The first meeting of individuals that would later form Vermonters for Justice in Palestine was held in April 2001 at Trinity College hosted by Miriam Ward. According the group’s website, the group formed at the instigation of activist Peter Lackowski in response to a panel discussion in February 2001 about Israel and Palestine held at Chittenden County’s CCTV Town Meeting Television studio moderated by Jane Knoedell. 
Though Trinity College originally hosted meetings of the group, the meetings were eventually moved to the premises of Vermonters for Justice in Palestine’s affiliate group, the Peace and Justice Center, initially on Church Street, and later Lake Street in Burlington, Vermont.  Additionally, since 2018, in order to accommodate group members in central Vermont, meetings have also been held in Montpelier. 

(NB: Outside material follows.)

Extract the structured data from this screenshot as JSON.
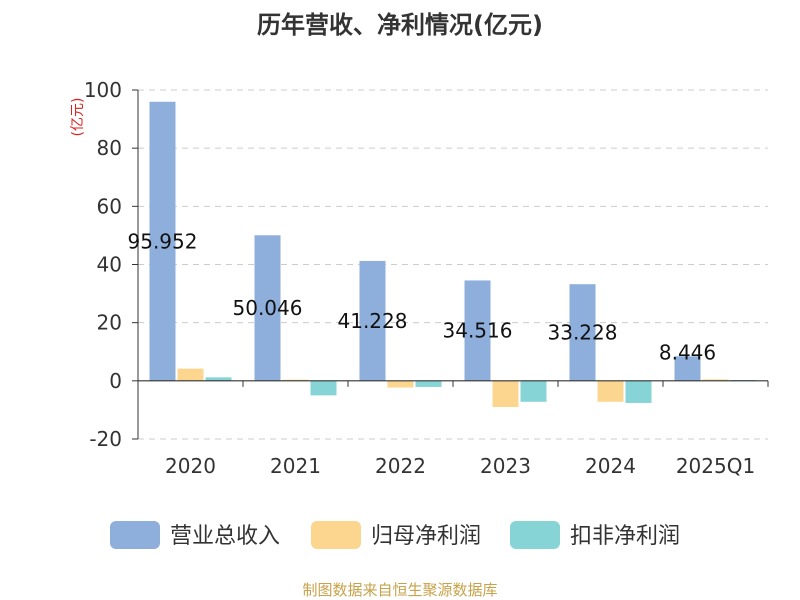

Principally, the organization supports the Boycott, Divestment, and Sanctions campaign, an international campaign to delegitimize the State of Israel as the expression of the Jewish people’s right to national self-determination by isolating the country economically through consumer boycotts, business and government withdrawal of investment, and legal sanctions, which critics allege often crosses the line from opposition to Israeli policy into open anti-Semitism.  
Ben and Jerry’s
In 2013, Vermonters for Justice in Palestine began a campaign calling on the Vermont-based ice cream company Ben and Jerry’s, which is notable for its association with left-of-center political causes, to cease sales and catering of its products in its Israeli franchises located in certain areas of Israel, particularly in locations claimed to be “occupied Palestine.”  In July 2021, Ben and Jerry’s announced that it would cease the sale of its products in the West Bank and parts of Jerusalem.  However, Ben and Jerry’s parent company, Unilever, soon after this decision announced that it would sell its interest in the company to its Israeli licensee, which would make Ben and Jerry’s products available in those territories with Hebrew and Arabic labels. 
Following Unilever’s decision, Ben and Jerry’s responded by announcing its intention to go to court to sue its parent company for breach of an independence clause in their contract.  According to Alan Shatter, a former Irish minister for Justice, Equality & Defense, writing in the Israeli newspaper, The Jerusalem Post, Ben and Jerry’s decision is a “surrender to almost ten years of pressure from” Vermonters for Justice in Palestine.”